At a simple handing over ceremony held at the National Centre for Resource Development (NCERD), the recipient Shefali Seecharran extended thanks to Anne Blue’s family, her mother and father and teachers saying that she felt “extremely honoured” to be the recipient of the award.
A cheque along with a plaque was presented to Seecharran by Magda Pollard who is the Secretary of the Anne Blue Scholarship Fund. The plaque bears the name of the previous recipients along with the picture of the current recipient and Anne Blue’s pictures. It is given to the school to be hung and serves as encouragement to other students.
Pollard congratulated Seecharran and wished her the best in her life but urged the gathering of teachers and students in the auditorium of NCERD “to shoulder the responsibility we have to work and live in a society which is healthy both physically and morally”.
Meanwhile, Assistant Chief Education Officer Melcita Bovell said that applications to the fund were sent out to six education district with 32 applicants replying. To qualify for the scholarship students had to have been successful at the CSEC examination, be 16 years six months at the time of writing the examination and have made overall contribution to their school such as being active in clubs, debates and student government.

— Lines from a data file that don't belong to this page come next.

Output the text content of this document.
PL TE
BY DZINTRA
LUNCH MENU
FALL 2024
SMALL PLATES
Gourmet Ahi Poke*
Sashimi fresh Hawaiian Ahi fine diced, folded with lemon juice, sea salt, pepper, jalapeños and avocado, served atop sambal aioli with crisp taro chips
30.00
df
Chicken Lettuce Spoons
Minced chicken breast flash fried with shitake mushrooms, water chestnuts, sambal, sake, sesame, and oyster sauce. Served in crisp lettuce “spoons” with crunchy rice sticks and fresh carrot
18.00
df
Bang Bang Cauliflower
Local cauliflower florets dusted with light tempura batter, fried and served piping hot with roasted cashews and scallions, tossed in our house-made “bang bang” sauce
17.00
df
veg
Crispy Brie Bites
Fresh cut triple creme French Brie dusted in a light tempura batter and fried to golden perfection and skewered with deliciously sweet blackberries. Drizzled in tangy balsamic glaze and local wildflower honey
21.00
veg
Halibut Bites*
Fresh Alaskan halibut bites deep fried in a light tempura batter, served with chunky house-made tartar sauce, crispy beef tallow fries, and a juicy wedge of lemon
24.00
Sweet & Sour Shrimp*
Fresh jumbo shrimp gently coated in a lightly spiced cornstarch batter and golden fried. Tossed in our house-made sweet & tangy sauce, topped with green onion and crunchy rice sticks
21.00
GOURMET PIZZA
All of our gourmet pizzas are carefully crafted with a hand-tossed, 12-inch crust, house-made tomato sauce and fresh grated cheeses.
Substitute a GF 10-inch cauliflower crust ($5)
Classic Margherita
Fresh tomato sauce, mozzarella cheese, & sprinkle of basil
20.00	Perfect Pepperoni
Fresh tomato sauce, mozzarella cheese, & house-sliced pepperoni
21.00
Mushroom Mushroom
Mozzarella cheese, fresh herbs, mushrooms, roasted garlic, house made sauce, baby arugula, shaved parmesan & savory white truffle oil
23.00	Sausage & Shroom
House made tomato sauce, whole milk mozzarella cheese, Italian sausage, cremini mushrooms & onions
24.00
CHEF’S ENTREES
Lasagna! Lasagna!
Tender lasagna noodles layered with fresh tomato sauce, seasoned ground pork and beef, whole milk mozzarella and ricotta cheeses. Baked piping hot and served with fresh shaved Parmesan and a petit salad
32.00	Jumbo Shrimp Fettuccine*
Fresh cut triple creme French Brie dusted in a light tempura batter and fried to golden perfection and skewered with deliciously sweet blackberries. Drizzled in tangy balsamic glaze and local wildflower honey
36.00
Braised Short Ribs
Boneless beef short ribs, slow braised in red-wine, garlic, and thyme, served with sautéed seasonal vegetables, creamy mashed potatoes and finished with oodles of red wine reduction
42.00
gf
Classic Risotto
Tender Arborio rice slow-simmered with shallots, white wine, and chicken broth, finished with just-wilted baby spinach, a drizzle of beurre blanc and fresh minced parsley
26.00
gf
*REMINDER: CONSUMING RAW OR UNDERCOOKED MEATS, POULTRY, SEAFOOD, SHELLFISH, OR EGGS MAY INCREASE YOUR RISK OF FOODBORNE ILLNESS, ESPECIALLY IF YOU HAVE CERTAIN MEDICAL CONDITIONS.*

Seecharran qualified for the award out of the other applicants with some 95 points. She wrote 16 subjects at the last CSEC examinations and gained nine grade ones with five distinctions, six grade twos and one grade three. She also was a part of the debate team, class monitor and prefect and athlete while at Anna Regina Secondary. She did community work and was a peer educator in her community as well.
Seecharran is now at Queen’s College pursuing her CAPE studies, a move which was commended by Pollard.

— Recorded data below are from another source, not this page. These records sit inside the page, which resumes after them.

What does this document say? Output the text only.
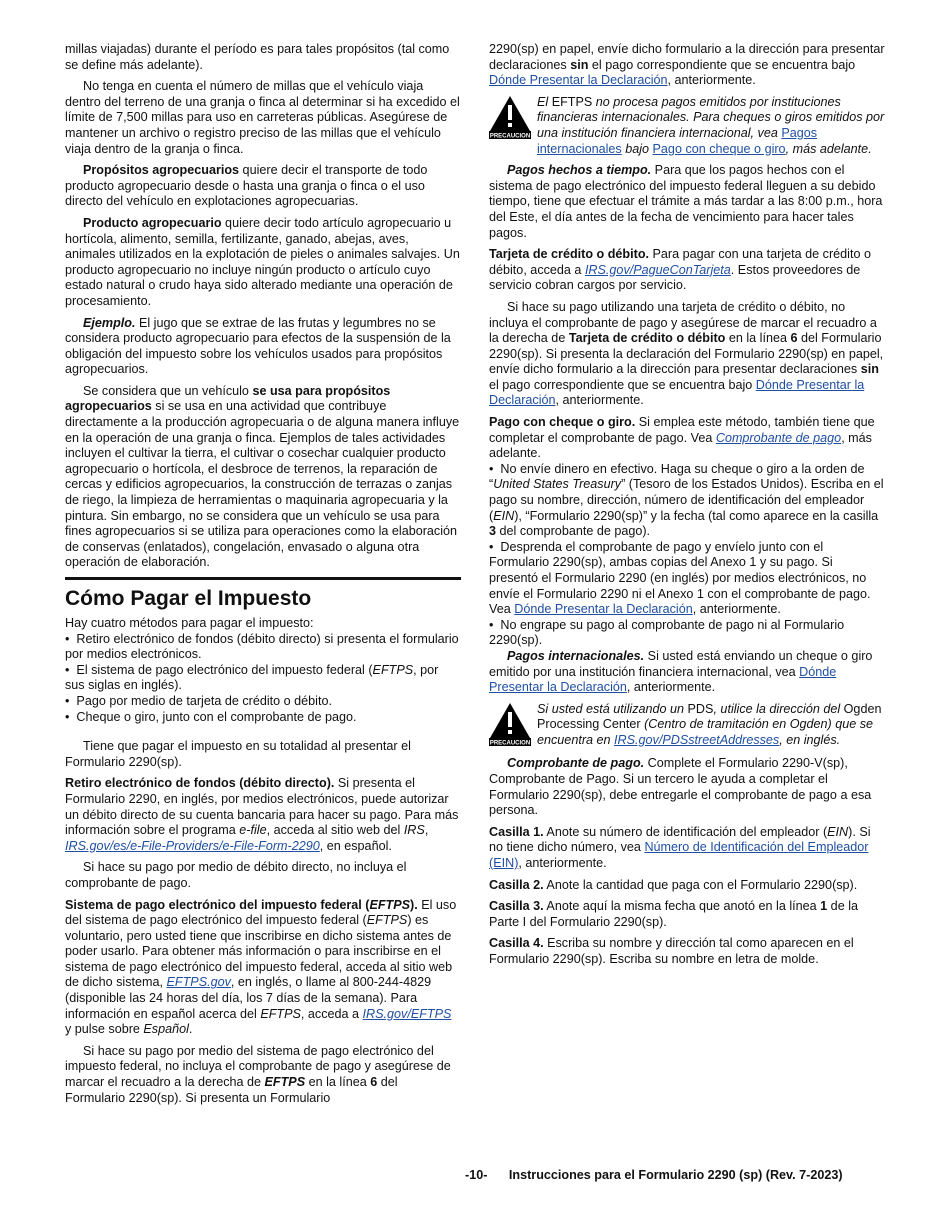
millas viajadas) durante el período es para tales propósitos (tal como se define más adelante).

No tenga en cuenta el número de millas que el vehículo viaja dentro del terreno de una granja o finca al determinar si ha excedido el límite de 7,500 millas para uso en carreteras públicas. Asegúrese de mantener un archivo o registro preciso de las millas que el vehículo viaja dentro de la granja o finca.

Propósitos agropecuarios quiere decir el transporte de todo producto agropecuario desde o hasta una granja o finca o el uso directo del vehículo en explotaciones agropecuarias.

Producto agropecuario quiere decir todo artículo agropecuario u hortícola, alimento, semilla, fertilizante, ganado, abejas, aves, animales utilizados en la explotación de pieles o animales salvajes. Un producto agropecuario no incluye ningún producto o artículo cuyo estado natural o crudo haya sido alterado mediante una operación de procesamiento.

Ejemplo. El jugo que se extrae de las frutas y legumbres no se considera producto agropecuario para efectos de la suspensión de la obligación del impuesto sobre los vehículos usados para propósitos agropecuarios.

Se considera que un vehículo se usa para propósitos agropecuarios si se usa en una actividad que contribuye directamente a la producción agropecuaria o de alguna manera influye en la operación de una granja o finca. Ejemplos de tales actividades incluyen el cultivar la tierra, el cultivar o cosechar cualquier producto agropecuario o hortícola, el desbroce de terrenos, la reparación de cercas y edificios agropecuarios, la construcción de terrazas o zanjas de riego, la limpieza de herramientas o maquinaria agropecuaria y la pintura. Sin embargo, no se considera que un vehículo se usa para fines agropecuarios si se utiliza para operaciones como la elaboración de conservas (enlatados), congelación, envasado o alguna otra operación de elaboración.

Cómo Pagar el Impuesto

Hay cuatro métodos para pagar el impuesto:

•  Retiro electrónico de fondos (débito directo) si presenta el formulario por medios electrónicos.
•  El sistema de pago electrónico del impuesto federal (EFTPS, por sus siglas en inglés).
•  Pago por medio de tarjeta de crédito o débito.
•  Cheque o giro, junto con el comprobante de pago.

Tiene que pagar el impuesto en su totalidad al presentar el Formulario 2290(sp).

Retiro electrónico de fondos (débito directo). Si presenta el Formulario 2290, en inglés, por medios electrónicos, puede autorizar un débito directo de su cuenta bancaria para hacer su pago. Para más información sobre el programa e-file, acceda al sitio web del IRS, IRS.gov/es/e-File-Providers/e-File-Form-2290, en español.

Si hace su pago por medio de débito directo, no incluya el comprobante de pago.

Sistema de pago electrónico del impuesto federal (EFTPS). El uso del sistema de pago electrónico del impuesto federal (EFTPS) es voluntario, pero usted tiene que inscribirse en dicho sistema antes de poder usarlo. Para obtener más información o para inscribirse en el sistema de pago electrónico del impuesto federal, acceda al sitio web de dicho sistema, EFTPS.gov, en inglés, o llame al 800-244-4829 (disponible las 24 horas del día, los 7 días de la semana). Para información en español acerca del EFTPS, acceda a IRS.gov/EFTPS y pulse sobre Español.

Si hace su pago por medio del sistema de pago electrónico del impuesto federal, no incluya el comprobante de pago y asegúrese de marcar el recuadro a la derecha de EFTPS en la línea 6 del Formulario 2290(sp). Si presenta un Formulario

2290(sp) en papel, envíe dicho formulario a la dirección para presentar declaraciones sin el pago correspondiente que se encuentra bajo Dónde Presentar la Declaración, anteriormente.

PRECAUCION
El EFTPS no procesa pagos emitidos por instituciones financieras internacionales. Para cheques o giros emitidos por una institución financiera internacional, vea Pagos internacionales bajo Pago con cheque o giro, más adelante.

Pagos hechos a tiempo. Para que los pagos hechos con el sistema de pago electrónico del impuesto federal lleguen a su debido tiempo, tiene que efectuar el trámite a más tardar a las 8:00 p.m., hora del Este, el día antes de la fecha de vencimiento para hacer tales pagos.

Tarjeta de crédito o débito. Para pagar con una tarjeta de crédito o débito, acceda a IRS.gov/PagueConTarjeta. Estos proveedores de servicio cobran cargos por servicio.

Si hace su pago utilizando una tarjeta de crédito o débito, no incluya el comprobante de pago y asegúrese de marcar el recuadro a la derecha de Tarjeta de crédito o débito en la línea 6 del Formulario 2290(sp). Si presenta la declaración del Formulario 2290(sp) en papel, envíe dicho formulario a la dirección para presentar declaraciones sin el pago correspondiente que se encuentra bajo Dónde Presentar la Declaración, anteriormente.

Pago con cheque o giro. Si emplea este método, también tiene que completar el comprobante de pago. Vea Comprobante de pago, más adelante.

•  No envíe dinero en efectivo. Haga su cheque o giro a la orden de “United States Treasury” (Tesoro de los Estados Unidos). Escriba en el pago su nombre, dirección, número de identificación del empleador (EIN), “Formulario 2290(sp)” y la fecha (tal como aparece en la casilla 3 del comprobante de pago).
•  Desprenda el comprobante de pago y envíelo junto con el Formulario 2290(sp), ambas copias del Anexo 1 y su pago. Si presentó el Formulario 2290 (en inglés) por medios electrónicos, no envíe el Formulario 2290 ni el Anexo 1 con el comprobante de pago. Vea Dónde Presentar la Declaración, anteriormente.
•  No engrape su pago al comprobante de pago ni al Formulario 2290(sp).

Pagos internacionales. Si usted está enviando un cheque o giro emitido por una institución financiera internacional, vea Dónde Presentar la Declaración, anteriormente.

PRECAUCION
Si usted está utilizando un PDS, utilice la dirección del Ogden Processing Center (Centro de tramitación en Ogden) que se encuentra en IRS.gov/PDSstreetAddresses, en inglés.

Comprobante de pago. Complete el Formulario 2290-V(sp), Comprobante de Pago. Si un tercero le ayuda a completar el Formulario 2290(sp), debe entregarle el comprobante de pago a esa persona.

Casilla 1. Anote su número de identificación del empleador (EIN). Si no tiene dicho número, vea Número de Identificación del Empleador (EIN), anteriormente.

Casilla 2. Anote la cantidad que paga con el Formulario 2290(sp).

Casilla 3. Anote aquí la misma fecha que anotó en la línea 1 de la Parte I del Formulario 2290(sp).

Casilla 4. Escriba su nombre y dirección tal como aparecen en el Formulario 2290(sp). Escriba su nombre en letra de molde.

-10- Instrucciones para el Formulario 2290 (sp) (Rev. 7-2023)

The Anne Blue Scholarship Fund has been working tirelessly to award students with scholarships since 1994. The monetary award amounts to $250,000 for a six-year period. Once selected, the recipient receives $20,000 and in the beginning of the second year another $30,000 is handed over. The following years the recipient receives $50,000 at the beginning of the year.
In order to retain the monies, the awardee must either pursue two years of the Sixth Form Programme and then enter the University of Guyana or enter the university after writing CSEC.
The Anne Blue Scholarship was founded by the parents of Anne Blue who was born at the Georgetown Hospital on June 11, 1956. Her early years of schooling were completed in Guyana and then she moved to England where she studied nursing and later went to New York where she studied law at the Hofstra University Law Division.
Blue had an outstanding educational background and was also an outstanding community leader as well as a teacher and real estate broker. Her diverse interests ranged from travelling to pet rearing. She died on July 5, 1993.